I was one of those odd little kids who wanted to work before I was out of grade school. I may have been homely little red-head, but in my mind, I was Mary Richards, the television news writer played by Mary Tyler Moore. When I turned 13, someone gave me a subscription to Seventeen magazine. Poring over those issues from cover to cover, it dawned on me that it was plausible to make a living by stringing words together.
I’m living proof that we become whatever we think about. After getting undergraduate degrees in public relations and journalism, I started working as a radio reporter and later moved into sales. Eventually, I became a corporate storyteller, writing and designing in-house magazines for employees and stockholders.

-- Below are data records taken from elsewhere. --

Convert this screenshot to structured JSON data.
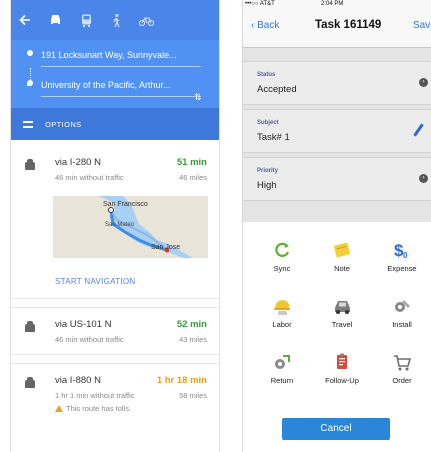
{
  "maps": {
    "travel_modes": [
      "car-icon",
      "transit-icon",
      "walk-icon",
      "bike-icon"
    ],
    "origin": "191 Locksunart Way, Sunnyvale...",
    "destination": "University of the Pacific, Arthur...",
    "options_label": "OPTIONS",
    "routes": [
      {
        "via": "via I-280 N",
        "duration": "51 min",
        "duration_color": "#3b9a3b",
        "subtext": "46 min without traffic",
        "distance": "46 miles",
        "map_labels": [
          "San Francisco",
          "San Mateo",
          "San Jose"
        ],
        "action": "START NAVIGATION"
      },
      {
        "via": "via US-101 N",
        "duration": "52 min",
        "duration_color": "#3b9a3b",
        "subtext": "46 min without traffic",
        "distance": "43 miles"
      },
      {
        "via": "via I-880 N",
        "duration": "1 hr 18 min",
        "duration_color": "#e8a317",
        "subtext": "1 hr 1 min without traffic",
        "distance": "58 miles",
        "warning": "This route has tolls."
      }
    ],
    "colors": {
      "accent": "#4a86ea",
      "header": "#5191f2",
      "options_bar": "#3e78d8"
    }
  },
  "task": {
    "statusbar": {
      "carrier": "•••○○ AT&T",
      "time": "2:04 PM"
    },
    "nav": {
      "back": "Back",
      "title": "Task 161149",
      "save": "Save"
    },
    "fields": [
      {
        "label": "Status",
        "value": "Accepted",
        "control": "chevron"
      },
      {
        "label": "Subject",
        "value": "Task# 1",
        "control": "pencil"
      },
      {
        "label": "Priority",
        "value": "High",
        "control": "chevron"
      }
    ],
    "actions": [
      {
        "label": "Sync",
        "icon": "sync-icon"
      },
      {
        "label": "Note",
        "icon": "note-icon"
      },
      {
        "label": "Expense",
        "icon": "expense-icon"
      },
      {
        "label": "Labor",
        "icon": "labor-icon"
      },
      {
        "label": "Travel",
        "icon": "travel-icon"
      },
      {
        "label": "Install",
        "icon": "install-icon"
      },
      {
        "label": "Return",
        "icon": "return-icon"
      },
      {
        "label": "Follow-Up",
        "icon": "follow-up-icon"
      },
      {
        "label": "Order",
        "icon": "order-icon"
      }
    ],
    "cancel": "Cancel",
    "colors": {
      "accent": "#2a86d8"
    }
  }
}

My freelance life began in the mid-1990s. I liked it so much that I left my job to pursue it full-time in 1999. I had second thoughts in 2002. The information age was really ramping up. When everyone became a writer, I worried that there would be less work for people like me. So I took what I loved—working with people and information—and got an advanced degree in information science.

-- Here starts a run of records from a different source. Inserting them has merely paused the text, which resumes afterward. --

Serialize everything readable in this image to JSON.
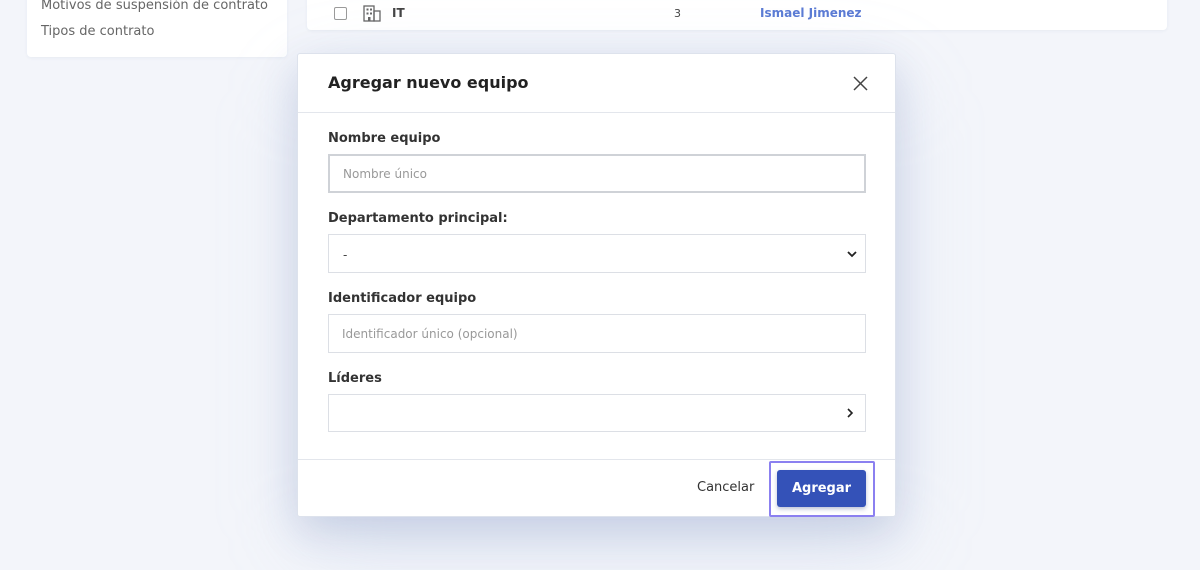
{
  "sidebar": {
    "items": [
      {
        "label": "Motivos de suspensión de contrato"
      },
      {
        "label": "Tipos de contrato"
      }
    ]
  },
  "table": {
    "row": {
      "icon": "building-icon",
      "name": "IT",
      "count": "3",
      "leader": "Ismael Jimenez"
    }
  },
  "modal": {
    "title": "Agregar nuevo equipo",
    "close_icon": "close-icon",
    "fields": {
      "team_name": {
        "label": "Nombre equipo",
        "placeholder": "Nombre único",
        "value": ""
      },
      "department": {
        "label": "Departamento principal:",
        "value": "-"
      },
      "team_id": {
        "label": "Identificador equipo",
        "placeholder": "Identificador único (opcional)",
        "value": ""
      },
      "leaders": {
        "label": "Líderes",
        "value": ""
      }
    },
    "buttons": {
      "cancel": "Cancelar",
      "submit": "Agregar"
    }
  },
  "colors": {
    "primary": "#3452b8",
    "focus_outline": "#8b80f0",
    "link": "#5b7bd4",
    "background": "#f3f5fa"
  }
}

I worked in public libraries and moonlighted as a freelance writer from 2004 to 2011. As I grew busier, I realized the demand for online content was not smaller. It was bigger than ever. I returned to my full-time freelance career in 2011 with renewed zeal and updated skills, built for the times.
I’m still amazed that people pay me to do the very thing I love most: writing. I am ever grateful for the opportunities I have to know so many interesting people and to tell stories that spark wonder, discovery, inspiration and learning.